Berenice, whose thirst for revenge provides much of the drama, is a far less rounded character, remaining little more than a stereotypical villain. Neither is Andriana Fernandez’s portrayal of the role very convincing, well though she sings. She simply sounds too nice to be mouthing blood curdling threats, although the wide leaps and floated sequences of “Da quell ferro” (act I) are sung with such assurance that it is not difficult to forgive shortcomings of dramatic veracity. This, incidentally, is the one excerpt where we are given a direct opportunity for comparison with Corselli, whose setting, although consciously “bigger” and more fully scored, lacks the dramatic impact of the Vivaldi. It is also more self-consciously virtuosic for the sake of virtuosity. Fernandez is dramatically more at home in a beautifully sung “Quel candido fiore” (act III), in which she tries to convince the Roman consul Pompeo to kill the child, who has fallen into her hands, by means of insinuating simile. Berenice is now all guile and charm, and her deceptively light approach is well conveyed through some splendid singing.

Guile and charm are also qualities owned in abundance by Selinda, Farnace’s sister, but she uses them for the rather different purpose of manipulating her brother’s enemies, the Roman captain Gilade and the Roman prefect Aquilio. The scenes involving the three, either severally or together, are handled by Vivaldi with a delicious lightness of touch and humor often absent in opera seria. It would be difficult to imagine anything more beguiling than Selinda’s act I aria “Al vezzegiar,” the muted upper strings weaving a gossamer-light thread of sound over which Selinda enchantingly spins her womanly wiles. All three parts are exceptionally well sung, and if the delightful Cinzia Forte’s Gilade sounds more like a love-sick Cherubino than a Roman Captain, that is partly Vivaldi’s fault for giving her an aria like “C’è un dolce furore,” an irresistible flowing melody with little arabesque-like turns. The other pieces by Corselli consist of a three-movement overture, a bustling piece with horns, trumpets, and drums that brings to mind the Italian overture’s place in the development of the symphony, and another little march. With the two arias already mentioned, the Corselli pieces amount to about 25 minutes worth of music, enough to provide a flavor of his work, but not really sufficient to allow firm conclusions to be drawn regarding his score.

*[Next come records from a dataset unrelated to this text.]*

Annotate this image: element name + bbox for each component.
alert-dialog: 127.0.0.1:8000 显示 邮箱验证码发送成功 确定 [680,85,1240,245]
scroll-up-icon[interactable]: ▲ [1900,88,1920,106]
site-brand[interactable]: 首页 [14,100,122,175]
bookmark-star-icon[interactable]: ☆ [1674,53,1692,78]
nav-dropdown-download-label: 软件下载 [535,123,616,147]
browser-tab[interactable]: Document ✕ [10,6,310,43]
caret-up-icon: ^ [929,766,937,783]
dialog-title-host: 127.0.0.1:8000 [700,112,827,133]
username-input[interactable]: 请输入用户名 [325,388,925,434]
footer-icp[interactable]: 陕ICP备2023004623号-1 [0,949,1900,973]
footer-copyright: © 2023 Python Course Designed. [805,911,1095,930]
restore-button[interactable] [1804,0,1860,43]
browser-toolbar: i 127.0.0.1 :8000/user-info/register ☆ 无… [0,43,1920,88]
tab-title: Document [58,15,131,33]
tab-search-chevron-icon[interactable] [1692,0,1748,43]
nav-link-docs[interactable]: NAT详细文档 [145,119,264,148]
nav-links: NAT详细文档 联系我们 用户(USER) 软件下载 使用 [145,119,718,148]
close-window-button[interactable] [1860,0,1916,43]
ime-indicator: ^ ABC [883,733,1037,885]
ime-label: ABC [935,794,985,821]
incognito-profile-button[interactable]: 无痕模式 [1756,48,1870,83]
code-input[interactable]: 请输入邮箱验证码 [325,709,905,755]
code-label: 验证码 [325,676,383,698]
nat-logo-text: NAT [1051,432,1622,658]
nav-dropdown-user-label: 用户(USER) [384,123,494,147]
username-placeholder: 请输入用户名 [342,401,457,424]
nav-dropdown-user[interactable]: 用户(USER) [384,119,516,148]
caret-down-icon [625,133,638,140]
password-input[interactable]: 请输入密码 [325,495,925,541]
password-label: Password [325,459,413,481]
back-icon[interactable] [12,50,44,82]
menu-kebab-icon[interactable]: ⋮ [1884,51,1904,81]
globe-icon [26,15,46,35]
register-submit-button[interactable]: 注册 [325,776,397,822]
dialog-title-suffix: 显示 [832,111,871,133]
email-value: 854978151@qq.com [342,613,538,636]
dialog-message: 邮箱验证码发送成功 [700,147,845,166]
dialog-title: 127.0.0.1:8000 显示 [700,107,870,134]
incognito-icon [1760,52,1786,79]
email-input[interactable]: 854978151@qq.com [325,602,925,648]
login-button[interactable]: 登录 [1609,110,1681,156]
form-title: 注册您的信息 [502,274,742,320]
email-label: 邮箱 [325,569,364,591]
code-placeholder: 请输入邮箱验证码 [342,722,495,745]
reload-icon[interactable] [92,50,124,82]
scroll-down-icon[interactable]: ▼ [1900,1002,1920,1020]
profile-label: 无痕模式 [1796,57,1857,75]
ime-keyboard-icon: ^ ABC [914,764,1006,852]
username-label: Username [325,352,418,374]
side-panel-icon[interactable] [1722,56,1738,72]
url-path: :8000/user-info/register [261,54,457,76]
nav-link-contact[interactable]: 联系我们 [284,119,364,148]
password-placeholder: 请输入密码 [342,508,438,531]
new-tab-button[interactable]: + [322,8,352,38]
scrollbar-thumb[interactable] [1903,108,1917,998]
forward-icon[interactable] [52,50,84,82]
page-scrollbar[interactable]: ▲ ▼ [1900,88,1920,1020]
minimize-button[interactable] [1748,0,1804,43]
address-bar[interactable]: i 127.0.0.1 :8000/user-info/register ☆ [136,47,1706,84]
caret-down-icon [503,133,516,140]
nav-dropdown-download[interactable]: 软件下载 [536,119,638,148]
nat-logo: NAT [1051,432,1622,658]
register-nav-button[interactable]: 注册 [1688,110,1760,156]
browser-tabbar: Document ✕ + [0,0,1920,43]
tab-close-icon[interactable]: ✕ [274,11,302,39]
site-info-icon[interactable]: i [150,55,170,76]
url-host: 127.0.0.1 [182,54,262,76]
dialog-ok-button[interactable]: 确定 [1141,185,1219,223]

The playing of Savall’s Les Concert des Nations is full of warmth, fire, and affection. If it is not always as technically finished as it might be, it sets the seal on a splendid achievement featuring what is almost certainly overall the strongest, most satisfying cast yet assembled for a Vivaldi opera on record. As mentioned above, the presentation is lavish, with a 175-page hardcover booklet including translation into five languages, with insert pockets for the discs. The many color reproductions include photos of what was obviously a lavishly dressed production. It makes me feel somewhat churlish, therefore, to say that I found the notes on the two operas lacking in detail, and also to draw attention to a few slip-shod moments in the English libretto, such as that on p. 98, where the translator appears to think “Fanciullo” is the name of the child rather than a generic word. All that is, of course, irrelevant in the context of the wider picture, which is quite simply that this is a set that should on no account be missed by anyone with even the remotest interest in 18th-century opera.